Lab4: Deploying a local registry

This lab will show us how we can build images for different environments by adding some debugging tools, for example, to debug a container's processes.

Create a new directory named templating inside the chapter2 directory:

[vagrant@standalone ~]$ cd $HOME/chapter2 [vagrant@standalone ~]$ mkdir templating [vagrant@standalone ~]$ cd templating

We will have a couple of images, one for production and one for development. We will build each one with its own Dockerfile; in this case, we will use a simple nginx:alpine image as the basis for both:

Let's build both the images:

1 - We build both images as baseimage:development and baseimage:production:

[vagrant@standalone templating]$ docker image build \
--quiet --file Dockerfile.nginx-dev -t baseimage:development --label lab=lab4 .     

 sha256:72f13a610dfb1eee3332b87bfdbd77b17f38caf08d07d5772335e963377b5f39

[vagrant@standalone templating]$ docker image build \
 --quiet --file Dockerfile.nginx -t baseimage:production --label lab=lab4 .

 sha256:1fc2505b3bc2ecf3f0b5580a6c5c0f018b03d309b6208220fc8b4b7a65be2ec8

2 - We can review the image sizes and these are pretty different because the debugging image has curl and httpie for testing (this is an example lab). We will use these images to launch debugging tools to review a container's processes or against other components:

[vagrant@standalone templating]$ docker image ls --filter label=lab=lab4                                                                 
 REPOSITORY       TAG         IMAGE ID      CREATED              SIZE
 baseimage    development   72f13a610dfb  13 seconds ago       83.4MB
 baseimage     production   1fc2505b3bc2  4 minutes ago        22.6MB

3 - Now, we can build our application image for development and production environments using the ENVIRONMENT variable and a templated Dockerfile.application:

ARG ENVIRONMENT=development 
FROM baseimage:${ENVIRONMENT} 
COPY html/* /usr/share/nginx/html

4 - Now, we simply prepare a simple text file named index.html with some content inside the html directory:

[vagrant@standalone templating]$ mkdir html

[vagrant@standalone templating]$ echo "This is a simple test and of course it is not an application!!!" > html/index.html

5 - Finally, we just compile both images for the DEV and PROD environments.
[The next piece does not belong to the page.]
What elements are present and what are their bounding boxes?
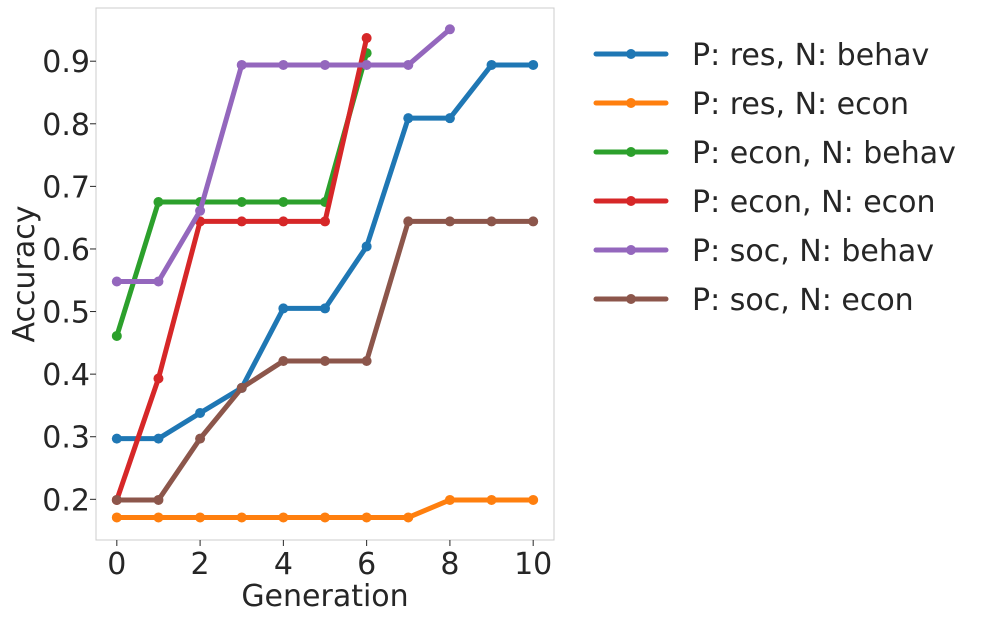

For development, we use the ENVIRONMENT argument as follows: 

[vagrant@standalone templating]$ docker image build \
--file Dockerfile.application \
-t templated:production \
--build-arg ENVIRONMENT=development \
--label lab=lab4 .
 Sending build context to Docker daemon  5.632kB
 Step 1/4 : ARG ENVIRONMENT=development
 Step 2/4 : FROM baseimage:${ENVIRONMENT}
 ---> 1fc2505b3bc2
 Step 3/4 : COPY html/* /usr/share/nginx/html
 ---> Using cache
 ---> e038e952a087
 Step 4/4 : LABEL lab=lab4
 ---> Running in bee7d26757da
 Removing intermediate container bee7d26757da
 ---> 06542624803f
 Successfully built 06542624803f
 Successfully tagged templated:production

And for the production environment, we will do the same: 

[vagrant@standalone templating]$ docker image build \
--file Dockerfile.application \
-t templated:production \
--build-arg ENVIRONMENT=production \
--label lab=lab4 . 
 Sending build context to Docker daemon  5.632kB
 Step 1/4 : ARG ENVIRONMENT=development
 Step 2/4 : FROM baseimage:${ENVIRONMENT}
 ---> 1fc2505b3bc2
 Step 3/4 : COPY html/* /usr/share/nginx/html
 ---> Using cache
 ---> e038e952a087
 Step 4/4 : LABEL lab=lab4
 ---> Using cache
 ---> 06542624803f
 Successfully built 06542624803f
 Successfully tagged templated:production

With this lab, we built different images using just one Dockerfile. Arguments will change the building process.